La surface en rouge représente la valeur de l'intégrale estimée par la méthode de Simpson.

En interpolant f par un polynôme de degré 2 (3 degrés de liberté), 3 points (ou conditions) sont nécessaires pour le caractériser : les valeurs aux extrémités a, b, et celle choisie en leur milieu x_{1/2} = (a + b) / 2. La méthode de Simpson est basée sur un polynôme de degré 2 (intégrale d’une parabole), tout en restant exacte pour des polynômes de degré 3 ; elle est donc d’ordre 3 :

I(f) = \frac{(b-a)}{6} [ f(a) + 4 f(x_{1/2}) + f(b) ]

L’erreur globale est donnée par

E(f) = - \frac{(b-a)^5}{2880} f^{(4)}(\eta), \quad \eta \in [a,b]

Remarque : comme la méthode du point milieu qui caractérise un polynôme de degré 0 et qui reste exacte pour tout polynôme de degré 1, la méthode de Simpson caractérise un polynôme de degré 2 et reste exacte pour tout polynôme de degré 3. Il s’agit d’une sorte d’anomalie où se produisent des compensations bénéfiques à l’ordre de la méthode.

Généralisation[modifier | modifier le code]

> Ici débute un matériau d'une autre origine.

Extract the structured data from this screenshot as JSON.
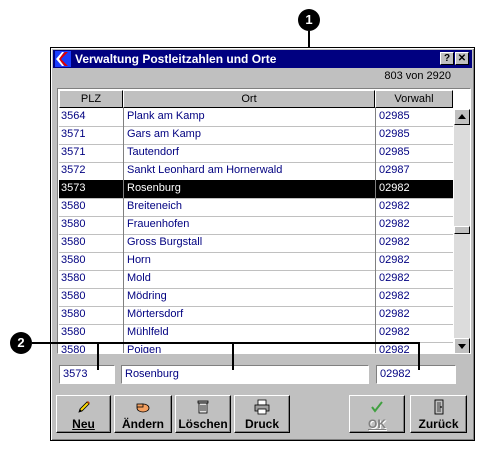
{
  "window": {
    "title": "Verwaltung Postleitzahlen und Orte",
    "help_button": "?",
    "close_button": "✕",
    "record_counter": "803 von 2920"
  },
  "grid": {
    "columns": [
      "PLZ",
      "Ort",
      "Vorwahl"
    ],
    "rows": [
      {
        "plz": "3564",
        "ort": "Plank am Kamp",
        "vorwahl": "02985",
        "selected": false
      },
      {
        "plz": "3571",
        "ort": "Gars am Kamp",
        "vorwahl": "02985",
        "selected": false
      },
      {
        "plz": "3571",
        "ort": "Tautendorf",
        "vorwahl": "02985",
        "selected": false
      },
      {
        "plz": "3572",
        "ort": "Sankt Leonhard am Hornerwald",
        "vorwahl": "02987",
        "selected": false
      },
      {
        "plz": "3573",
        "ort": "Rosenburg",
        "vorwahl": "02982",
        "selected": true
      },
      {
        "plz": "3580",
        "ort": "Breiteneich",
        "vorwahl": "02982",
        "selected": false
      },
      {
        "plz": "3580",
        "ort": "Frauenhofen",
        "vorwahl": "02982",
        "selected": false
      },
      {
        "plz": "3580",
        "ort": "Gross Burgstall",
        "vorwahl": "02982",
        "selected": false
      },
      {
        "plz": "3580",
        "ort": "Horn",
        "vorwahl": "02982",
        "selected": false
      },
      {
        "plz": "3580",
        "ort": "Mold",
        "vorwahl": "02982",
        "selected": false
      },
      {
        "plz": "3580",
        "ort": "Mödring",
        "vorwahl": "02982",
        "selected": false
      },
      {
        "plz": "3580",
        "ort": "Mörtersdorf",
        "vorwahl": "02982",
        "selected": false
      },
      {
        "plz": "3580",
        "ort": "Mühlfeld",
        "vorwahl": "02982",
        "selected": false
      },
      {
        "plz": "3580",
        "ort": "Poigen",
        "vorwahl": "02982",
        "selected": false
      }
    ]
  },
  "edit": {
    "plz": "3573",
    "ort": "Rosenburg",
    "vorwahl": "02982"
  },
  "buttons": {
    "neu": "Neu",
    "aendern": "Ändern",
    "loeschen": "Löschen",
    "druck": "Druck",
    "ok": "OK",
    "zurueck": "Zurück"
  },
  "callouts": {
    "one": "1",
    "two": "2"
  },
  "icons": {
    "app": "app-logo-icon",
    "neu": "pencil-icon",
    "aendern": "hand-edit-icon",
    "loeschen": "trash-icon",
    "druck": "printer-icon",
    "ok": "checkmark-icon",
    "zurueck": "door-exit-icon"
  },
  "colors": {
    "titlebar": "#000080",
    "row_text": "#000080",
    "selected_row": "#000000",
    "window_face": "#c0c0c0"
  }
}
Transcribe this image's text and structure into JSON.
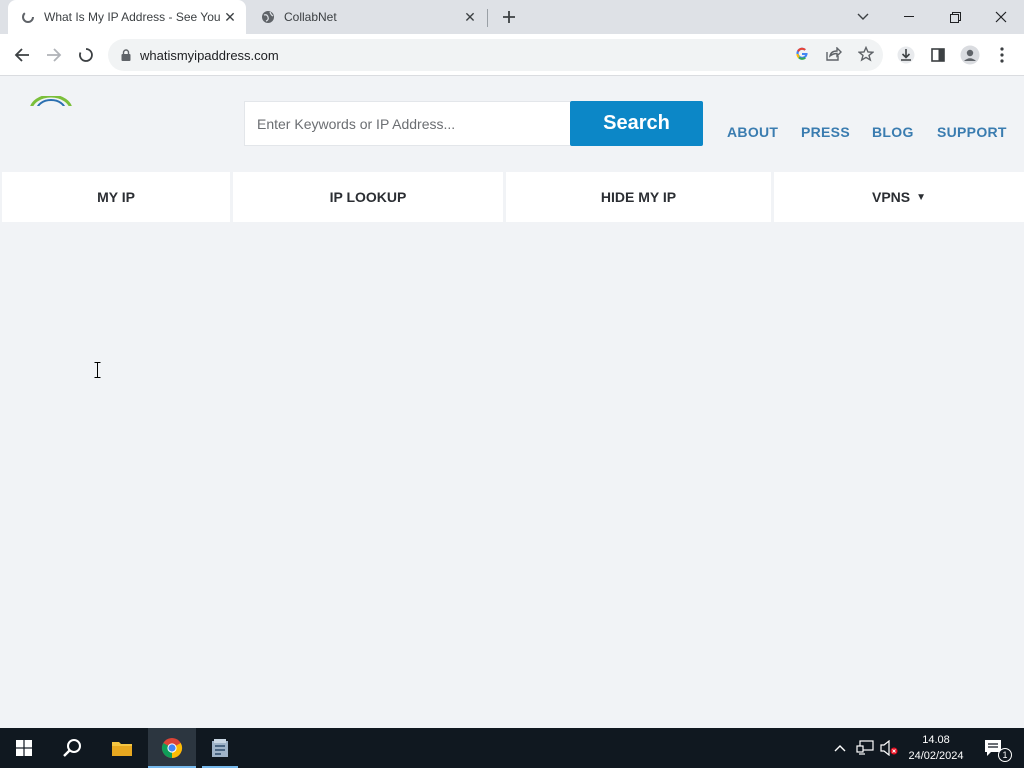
{
  "browser": {
    "tabs": [
      {
        "title": "What Is My IP Address - See Your",
        "active": true
      },
      {
        "title": "CollabNet",
        "active": false
      }
    ],
    "address_bar": {
      "url": "whatismyipaddress.com"
    }
  },
  "page": {
    "search": {
      "placeholder": "Enter Keywords or IP Address...",
      "button_label": "Search"
    },
    "top_links": [
      "ABOUT",
      "PRESS",
      "BLOG",
      "SUPPORT"
    ],
    "nav": [
      {
        "label": "MY IP"
      },
      {
        "label": "IP LOOKUP"
      },
      {
        "label": "HIDE MY IP"
      },
      {
        "label": "VPNS",
        "caret": "▼"
      }
    ],
    "colors": {
      "search_button": "#0c87c7",
      "link": "#3a7cb0",
      "page_bg": "#f1f3f6"
    }
  },
  "taskbar": {
    "apps": [
      "start-icon",
      "search-icon",
      "file-explorer-icon",
      "chrome-icon",
      "app-icon"
    ],
    "time": "14.08",
    "date": "24/02/2024",
    "notification_count": "1"
  }
}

La fonction f peut être interpolée à l’aide de son évaluation en m points équidistants (comprenant les deux extrémités si m > 1, méthode du point milieu si m=1) par un polynôme de degré m-1 issu d’une base de polynômes de Lagrange et dont l’intégrale est fournie par les formules de Newton-Cotes. Ce procédé permet ainsi une généralisation des résultats précédents. Avec m points, il en découle une méthode

  • d’ordre m si m est impair (anomalie),
  • d’ordre m-1 si m est pair.

On notera ici NC-m la méthode basée sur m points :

  • NC-1 est la méthode du point milieu
  • NC-2 est la formule du trapèze
  • NC-3 est la formule de Simpson

Pour des questions d’instabilité numérique provenant en particulier du phénomène de Runge, il est cependant préférable de limiter le degré m du polynôme d'interpolation, quitte à subdiviser l'intervalle en sous-intervalles.

Formule faisant intervenir la dérivée[modifier | modifier le code]

Formule NC-m-m'[modifier | modifier le code]

Il s’agit d’une généralisation des formules NC-m dans lesquelles interviennent non seulement la fonction évaluée en m points équidistants, mais également la dérivée de la fonction évaluée en m' points équidistants ; malgré l’abus de langage, on notera ici NC-m-m' une telle formule.

On se limitera ici à m' = 2 correspondant aux deux extrémités a et b.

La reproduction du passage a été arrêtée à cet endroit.